Can I avoid paying care home fees?

This is where Continuing Healthcare funding comes into the equation: Continuing Healthcare or CHC as it is usually referred to is the NHS funding stream used to pay for care fees is someone’s needs are predominantly health related.  Because it is the NHS, unlike social service funding (see section above) CHC funding isn’t means tested and you don’t pay a contribution towards your care home fees.  In practical terms, receiving CHC funding rather than social services funding could be the difference between having to sell your home to pay for care home fees and keeping it!  It is worth reiterating though that not everyone in a care home is entitled for CHC funding.

How do I see if I’m eligible for CHC funding?

The CHC assessment process is detailed within 2 documents; they are national documents so it shouldn’t matter where in the country you live.  I say that with slight apprehension because in reality any assessment that involves human intervention is not always 100% objective all of the time.  If you would like more information, the documents are:

Eligibility for CHC funding starts with the completion of a checklist.  This will be considered when an individual is discharged from hospital for instance or can be requested at any time.  Professional including G.P.’s, social workers, district nurses & occupational therapists might also complete a checklist.  Individuals or family members can also ask for a checklist to be completed.  The threshold for the checklist is set lower than the eligibility threshold to ensure that everyone who may be eligible for CHC funding is considered.

If the checklist has a positive outcome (high enough scores) the full consideration for CHC funding is undertaken in the form of a decision support tool (DST).  A DST isn’t an assessment itself but a tool to help professionals collect all the relevant information such as assessments in order to reach a conclusion as to whether someone is eligible for CHC funding.

How is a decision about CHC funding made?

If someone has a rapidly deteriorating health condition, a G.P. or health professional can ‘fast-track’ a CHC application and avoid an unnecessary assessment; the funding should be agreed by the local Primary Care Trust without question and immediately. Your local Primary Care Trust or PCT is the agency responsible for administering NHS services such as CHC funding at a local level.

If a DST has been completed, the professionals involved will look at the tool and make a decision based on the following characteristics:

Nature –   This describes the particular characteristics of an individual’s needs (which can include physical, mental health or psychological needs) and the type of those needs.
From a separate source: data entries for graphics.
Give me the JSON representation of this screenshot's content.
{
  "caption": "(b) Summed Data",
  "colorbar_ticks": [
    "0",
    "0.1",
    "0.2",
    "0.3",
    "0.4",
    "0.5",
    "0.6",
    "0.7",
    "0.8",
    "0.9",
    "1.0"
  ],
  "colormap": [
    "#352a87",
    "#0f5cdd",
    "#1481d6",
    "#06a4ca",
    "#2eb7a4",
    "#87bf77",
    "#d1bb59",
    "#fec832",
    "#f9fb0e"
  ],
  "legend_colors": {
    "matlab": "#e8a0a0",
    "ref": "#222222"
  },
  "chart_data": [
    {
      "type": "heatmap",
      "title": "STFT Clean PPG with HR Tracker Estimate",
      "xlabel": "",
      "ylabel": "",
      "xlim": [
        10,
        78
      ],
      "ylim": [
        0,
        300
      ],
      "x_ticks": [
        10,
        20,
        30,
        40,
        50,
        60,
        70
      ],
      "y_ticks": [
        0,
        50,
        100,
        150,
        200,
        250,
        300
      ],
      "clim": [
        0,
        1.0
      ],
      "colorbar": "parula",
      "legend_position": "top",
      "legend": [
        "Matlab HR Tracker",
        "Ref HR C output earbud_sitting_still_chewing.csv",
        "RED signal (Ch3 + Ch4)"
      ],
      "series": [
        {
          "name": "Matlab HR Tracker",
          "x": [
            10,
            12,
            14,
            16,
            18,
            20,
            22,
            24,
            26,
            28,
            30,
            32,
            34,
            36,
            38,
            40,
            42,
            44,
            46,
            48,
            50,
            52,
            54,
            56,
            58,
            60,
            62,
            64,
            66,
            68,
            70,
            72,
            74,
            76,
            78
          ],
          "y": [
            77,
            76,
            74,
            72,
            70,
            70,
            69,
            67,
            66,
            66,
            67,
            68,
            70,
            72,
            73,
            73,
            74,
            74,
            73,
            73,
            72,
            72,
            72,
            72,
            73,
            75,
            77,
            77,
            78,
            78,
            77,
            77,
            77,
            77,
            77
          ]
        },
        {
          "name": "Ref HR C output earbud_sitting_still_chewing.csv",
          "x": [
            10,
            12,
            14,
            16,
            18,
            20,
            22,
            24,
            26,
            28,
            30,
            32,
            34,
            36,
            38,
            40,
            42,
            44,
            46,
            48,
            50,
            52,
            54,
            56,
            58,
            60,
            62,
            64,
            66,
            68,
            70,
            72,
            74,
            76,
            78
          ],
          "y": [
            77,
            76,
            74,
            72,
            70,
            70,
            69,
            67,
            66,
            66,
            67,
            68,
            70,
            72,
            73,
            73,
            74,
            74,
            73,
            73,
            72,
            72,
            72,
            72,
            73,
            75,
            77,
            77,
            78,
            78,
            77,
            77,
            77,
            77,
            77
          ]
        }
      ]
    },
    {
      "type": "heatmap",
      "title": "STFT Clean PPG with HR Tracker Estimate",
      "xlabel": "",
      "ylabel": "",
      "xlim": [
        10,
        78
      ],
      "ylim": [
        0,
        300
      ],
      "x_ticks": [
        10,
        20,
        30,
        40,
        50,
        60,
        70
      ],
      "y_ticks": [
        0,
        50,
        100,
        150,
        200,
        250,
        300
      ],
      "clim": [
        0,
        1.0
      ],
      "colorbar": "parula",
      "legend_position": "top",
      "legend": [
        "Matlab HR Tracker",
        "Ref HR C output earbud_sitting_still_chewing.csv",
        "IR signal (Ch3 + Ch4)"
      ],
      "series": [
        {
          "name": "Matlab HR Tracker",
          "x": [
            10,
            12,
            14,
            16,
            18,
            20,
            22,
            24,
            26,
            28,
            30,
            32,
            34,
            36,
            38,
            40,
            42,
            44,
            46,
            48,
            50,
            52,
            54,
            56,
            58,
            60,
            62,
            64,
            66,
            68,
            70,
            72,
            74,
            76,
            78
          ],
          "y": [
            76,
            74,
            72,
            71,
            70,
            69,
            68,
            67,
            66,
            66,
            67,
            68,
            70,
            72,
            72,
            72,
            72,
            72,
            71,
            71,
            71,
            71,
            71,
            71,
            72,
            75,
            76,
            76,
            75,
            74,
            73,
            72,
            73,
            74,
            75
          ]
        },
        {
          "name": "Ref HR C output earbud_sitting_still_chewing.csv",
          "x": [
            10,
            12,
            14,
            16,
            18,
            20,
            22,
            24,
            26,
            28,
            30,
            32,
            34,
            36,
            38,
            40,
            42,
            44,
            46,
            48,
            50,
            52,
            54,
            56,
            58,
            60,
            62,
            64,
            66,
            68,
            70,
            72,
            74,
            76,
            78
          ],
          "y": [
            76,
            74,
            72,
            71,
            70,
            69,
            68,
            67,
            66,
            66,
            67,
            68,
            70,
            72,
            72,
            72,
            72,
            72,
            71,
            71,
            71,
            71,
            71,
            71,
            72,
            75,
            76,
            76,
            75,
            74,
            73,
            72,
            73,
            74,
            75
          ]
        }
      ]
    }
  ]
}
It also describes the quality of care required to meet those needs.

Intensity – This relates both to the quality and severity of the need and the support required to meet them, including the need for ongoing care.

Complexity – This is concerned with how the needs present and interact to increase the skills required of the carers.

Unpredictability – This describes the degree to which needs fluctuate and thereby create challenges in managing them.

As you can see, the process isn’t an exact science and can’t be determined by a series of tick boxes.  The determining factor is whether the care required is predominantly health related than social care.  A local authority is not permitted to provide or pay for health care which is why health funding such as CHC exists.